The patients are not suffering. The patients have never been more satisfied. The patients cannot stop without losing access to every cognitive function that makes satisfaction possible. That is the product.

Implications

  • Identity as substrate: At Stage 3, patients report uncertainty about which experiences they've lived and which they've purchased. Several Impression Ward case files describe patients who mourn the deaths of people they never met — grief inherited from someone else's memory, now indistinguishable from their own.
  • Unregulated supply: The Impression Market has no consumption limits. Purchased memories are classified as entertainment products, not controlled substances, despite documented neurological displacement effects. Reclassification efforts have stalled repeatedly.
  • Population-scale vulnerability: 140 million dreamless individuals represent a market whose neurological architecture makes moderation structurally difficult. The condition doesn't require poor judgment or weakness. It requires only a brain that can no longer do for itself what purchased memories do effortlessly.
  • Treatment resistance: Unlike substance addiction, the addictive agent uses the same neural pathways as the function it displaces. You cannot ask the brain to consolidate organic memory while starving it of the only memories it can still consolidate cleanly. The Impression Ward treats what it can. Staff there know the difference between managing a condition and curing one.
  • Faster than everything else: Recursive comfort takes years to reach crisis. Experience addiction takes months. The direct interaction with memory consolidation architecture means the condition isn't waiting for disuse to do its work — it's actively rewriting the competitive landscape inside the patient's skull.

▲ Classified

Internal MTA communications suggest the 3.4× correlation figure was revised downward for publication. Early data indicated 5.1× but was adjusted after pressure from Circadian Protocol licensors who argued the methodology didn't account for "pre-existing memory disposition factors." The original dataset has not been made public. Researchers who've seen it describe the unrevised numbers as "the kind of thing that ends careers if you publish it under your own name."

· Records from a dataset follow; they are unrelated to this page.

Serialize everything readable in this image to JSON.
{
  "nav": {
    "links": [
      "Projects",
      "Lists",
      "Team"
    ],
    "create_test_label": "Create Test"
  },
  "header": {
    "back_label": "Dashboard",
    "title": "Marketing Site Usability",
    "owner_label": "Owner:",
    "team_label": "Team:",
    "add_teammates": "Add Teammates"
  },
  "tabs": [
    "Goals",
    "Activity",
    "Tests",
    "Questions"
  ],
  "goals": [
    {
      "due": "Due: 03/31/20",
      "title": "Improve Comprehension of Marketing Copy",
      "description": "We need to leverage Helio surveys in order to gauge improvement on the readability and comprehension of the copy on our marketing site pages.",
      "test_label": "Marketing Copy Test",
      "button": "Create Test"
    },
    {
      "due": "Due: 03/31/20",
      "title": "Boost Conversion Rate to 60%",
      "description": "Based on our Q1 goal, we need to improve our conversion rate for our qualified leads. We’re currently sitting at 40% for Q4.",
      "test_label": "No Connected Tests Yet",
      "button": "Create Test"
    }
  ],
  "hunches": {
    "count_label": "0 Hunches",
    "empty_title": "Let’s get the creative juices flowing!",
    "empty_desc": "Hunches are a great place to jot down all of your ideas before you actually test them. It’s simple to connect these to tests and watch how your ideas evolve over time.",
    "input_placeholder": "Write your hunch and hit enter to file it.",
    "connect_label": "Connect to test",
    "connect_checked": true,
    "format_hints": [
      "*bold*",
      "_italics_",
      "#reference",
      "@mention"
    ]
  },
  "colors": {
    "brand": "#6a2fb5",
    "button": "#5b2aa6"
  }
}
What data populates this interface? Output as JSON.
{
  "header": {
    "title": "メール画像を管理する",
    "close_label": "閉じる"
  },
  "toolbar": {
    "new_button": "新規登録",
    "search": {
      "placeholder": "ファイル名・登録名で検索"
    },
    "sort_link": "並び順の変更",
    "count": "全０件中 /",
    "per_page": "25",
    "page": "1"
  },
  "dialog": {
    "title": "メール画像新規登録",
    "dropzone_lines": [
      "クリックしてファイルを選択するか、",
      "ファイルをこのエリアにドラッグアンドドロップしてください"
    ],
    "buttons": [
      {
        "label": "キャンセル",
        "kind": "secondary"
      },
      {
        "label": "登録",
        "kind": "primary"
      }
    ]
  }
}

Unconfirmed reports from Impression Ward staff describe a Stage 4 — patients whose organic memory has degraded to the point where they can no longer form new ones at all. These individuals exist entirely within purchased experience, adding new memories only through consumption. The MTA has not acknowledged Stage 4 diagnostically. The Ward has a wing they don't list on their public floor plan.

A handful of Stage 3 patients have reported something the Ward's assessment protocols don't have language for: memories they didn't purchase and didn't live. Fragments that belong to no catalogue entry, no known supplier. Whether these are artifacts of degraded organic memory recombining with purchased material, or something else entirely, remains an open question that no one with funding seems eager to investigate.